Démoniana ou Nouveau choix d’anecdotes/L’honnête Démon


L’HONNÊTE DÉMON.

ANECDOTE.

Un nègre, retournant, au commencement de la nuit, à Lyon où il demeurait, rencontra auprès d’une haie, un paysan qui fondait en larmes. Il s’en approche, ému de pitié, et lui demande le sujet de ses pleurs. — « J’allais acheter une vache, répondit le paysan ; et deux voleurs viennent de me prendre mon argent et mon habit. — « Sont-ils loin ? De quel côté ont-ils tourné ? — Ils peuvent être au plus à deux portées de fusil, et ils ont pris ce petit chemin qui tourne à droite. »

Le nègre se dépouille aussitôt de ses vêtemens, les donne à garder au paysan, en lui recommandant de l’attendre, et se met à courir sur les traces des voleurs. Il les atteint bientôt, à l’entrée d’un petit bois, et leur crie d’une voix menaçante : — « Coquins, rendez l’argent et l’habit que vous venez de voler à un malheureux paysan, où je vous entraîne dans les enfers. »
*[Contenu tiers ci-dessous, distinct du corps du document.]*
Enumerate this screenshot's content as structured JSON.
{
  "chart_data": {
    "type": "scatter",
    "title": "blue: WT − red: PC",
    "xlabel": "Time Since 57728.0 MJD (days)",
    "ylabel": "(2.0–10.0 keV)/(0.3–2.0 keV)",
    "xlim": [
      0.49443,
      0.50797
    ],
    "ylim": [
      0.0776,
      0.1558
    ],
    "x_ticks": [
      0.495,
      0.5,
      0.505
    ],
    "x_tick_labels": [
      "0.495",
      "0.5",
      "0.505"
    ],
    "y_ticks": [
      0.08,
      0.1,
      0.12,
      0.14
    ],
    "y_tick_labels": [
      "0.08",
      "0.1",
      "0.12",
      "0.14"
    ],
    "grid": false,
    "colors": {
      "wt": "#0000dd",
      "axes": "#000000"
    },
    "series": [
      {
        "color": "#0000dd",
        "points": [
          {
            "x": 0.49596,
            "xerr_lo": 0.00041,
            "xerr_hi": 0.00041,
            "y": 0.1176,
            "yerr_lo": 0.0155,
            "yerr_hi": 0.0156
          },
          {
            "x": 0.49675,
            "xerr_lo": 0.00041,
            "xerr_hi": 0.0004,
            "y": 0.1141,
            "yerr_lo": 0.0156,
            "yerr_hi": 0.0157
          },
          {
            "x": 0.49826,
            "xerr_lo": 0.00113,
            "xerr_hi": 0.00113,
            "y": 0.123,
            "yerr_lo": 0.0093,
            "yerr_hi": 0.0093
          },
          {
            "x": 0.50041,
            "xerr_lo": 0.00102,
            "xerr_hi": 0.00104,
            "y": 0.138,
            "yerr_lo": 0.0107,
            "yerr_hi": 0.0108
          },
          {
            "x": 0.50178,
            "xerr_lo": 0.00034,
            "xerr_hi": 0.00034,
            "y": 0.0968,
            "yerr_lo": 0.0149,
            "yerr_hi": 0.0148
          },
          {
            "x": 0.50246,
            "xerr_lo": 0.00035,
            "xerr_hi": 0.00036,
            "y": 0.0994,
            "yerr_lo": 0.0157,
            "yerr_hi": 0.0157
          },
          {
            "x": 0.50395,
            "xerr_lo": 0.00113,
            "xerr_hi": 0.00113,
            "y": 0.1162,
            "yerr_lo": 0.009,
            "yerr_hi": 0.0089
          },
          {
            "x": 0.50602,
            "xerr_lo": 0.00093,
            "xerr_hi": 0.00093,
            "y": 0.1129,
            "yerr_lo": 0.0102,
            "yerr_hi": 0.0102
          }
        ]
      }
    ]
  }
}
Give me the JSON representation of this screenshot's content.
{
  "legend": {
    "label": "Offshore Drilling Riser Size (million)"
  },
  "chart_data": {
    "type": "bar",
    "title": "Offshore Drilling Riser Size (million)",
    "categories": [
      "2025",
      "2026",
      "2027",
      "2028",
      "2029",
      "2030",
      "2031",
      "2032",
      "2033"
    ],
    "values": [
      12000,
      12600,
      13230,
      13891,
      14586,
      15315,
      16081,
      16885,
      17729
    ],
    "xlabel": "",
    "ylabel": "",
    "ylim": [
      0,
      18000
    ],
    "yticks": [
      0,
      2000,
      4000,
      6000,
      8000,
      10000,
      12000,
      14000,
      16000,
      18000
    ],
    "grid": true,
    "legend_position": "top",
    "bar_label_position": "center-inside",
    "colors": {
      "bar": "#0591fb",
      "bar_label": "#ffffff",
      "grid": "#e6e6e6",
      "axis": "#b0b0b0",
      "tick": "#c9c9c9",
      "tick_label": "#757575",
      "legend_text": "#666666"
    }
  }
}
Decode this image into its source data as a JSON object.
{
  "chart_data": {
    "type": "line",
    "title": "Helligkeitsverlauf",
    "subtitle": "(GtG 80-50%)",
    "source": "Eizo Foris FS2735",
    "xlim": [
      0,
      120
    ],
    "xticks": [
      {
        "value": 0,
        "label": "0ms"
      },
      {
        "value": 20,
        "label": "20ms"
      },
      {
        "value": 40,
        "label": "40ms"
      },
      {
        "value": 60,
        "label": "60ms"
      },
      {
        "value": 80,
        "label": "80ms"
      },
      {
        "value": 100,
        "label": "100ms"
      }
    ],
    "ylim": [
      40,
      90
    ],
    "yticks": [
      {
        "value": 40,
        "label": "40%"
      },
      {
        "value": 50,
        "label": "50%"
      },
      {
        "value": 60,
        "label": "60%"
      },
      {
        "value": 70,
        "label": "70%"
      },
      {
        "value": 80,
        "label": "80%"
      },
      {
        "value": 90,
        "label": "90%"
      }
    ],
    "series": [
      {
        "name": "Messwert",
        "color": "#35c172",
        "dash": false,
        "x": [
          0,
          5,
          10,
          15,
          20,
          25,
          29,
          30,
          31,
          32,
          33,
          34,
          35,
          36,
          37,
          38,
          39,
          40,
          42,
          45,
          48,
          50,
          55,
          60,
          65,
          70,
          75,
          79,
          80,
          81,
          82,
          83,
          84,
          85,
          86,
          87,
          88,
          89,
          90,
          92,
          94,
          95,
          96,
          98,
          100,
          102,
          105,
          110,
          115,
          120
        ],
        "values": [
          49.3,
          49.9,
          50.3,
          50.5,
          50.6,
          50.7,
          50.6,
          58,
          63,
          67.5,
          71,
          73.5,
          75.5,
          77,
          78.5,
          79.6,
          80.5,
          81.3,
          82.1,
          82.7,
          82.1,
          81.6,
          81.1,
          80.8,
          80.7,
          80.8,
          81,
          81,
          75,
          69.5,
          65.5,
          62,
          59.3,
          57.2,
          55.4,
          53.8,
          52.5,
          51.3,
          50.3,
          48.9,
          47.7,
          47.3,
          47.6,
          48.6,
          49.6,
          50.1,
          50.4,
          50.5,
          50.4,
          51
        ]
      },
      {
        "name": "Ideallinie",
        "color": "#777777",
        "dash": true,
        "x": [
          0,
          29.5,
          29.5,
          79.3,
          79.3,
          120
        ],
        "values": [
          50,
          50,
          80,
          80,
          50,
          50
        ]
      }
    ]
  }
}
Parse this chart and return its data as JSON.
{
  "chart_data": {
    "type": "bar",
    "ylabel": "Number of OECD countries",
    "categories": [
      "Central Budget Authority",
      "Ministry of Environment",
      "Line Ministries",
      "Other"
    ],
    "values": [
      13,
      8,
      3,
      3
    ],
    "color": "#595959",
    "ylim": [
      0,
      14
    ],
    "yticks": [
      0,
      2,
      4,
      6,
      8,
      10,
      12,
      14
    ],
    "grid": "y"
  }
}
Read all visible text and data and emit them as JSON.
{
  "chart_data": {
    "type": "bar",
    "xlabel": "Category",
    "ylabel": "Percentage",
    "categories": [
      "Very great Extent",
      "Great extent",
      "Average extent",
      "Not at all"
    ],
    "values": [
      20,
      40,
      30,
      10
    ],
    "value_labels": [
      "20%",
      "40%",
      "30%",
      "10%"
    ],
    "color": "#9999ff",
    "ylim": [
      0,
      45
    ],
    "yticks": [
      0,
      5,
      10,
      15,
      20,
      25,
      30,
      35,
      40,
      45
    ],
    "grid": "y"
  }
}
Les brigands, effrayés de ces paroles, et sur-tout de la figure noire et hideuse qui les poursuit, et qu’ils prennent pour le diable, le prient en tremblant de ne pas s’approcher d’eux… Ils vident leurs poches, posent à terre leurs effets et se sauvent à toutes jambes, en se recommandant à tous les saints du paradis… Le prétendu diable les laisse s’échapper, ramasse les effets abandonnés, et retourne auprès du paysan, à qui il rendit les objets volés, et avec qui il partage la bourse des voleurs.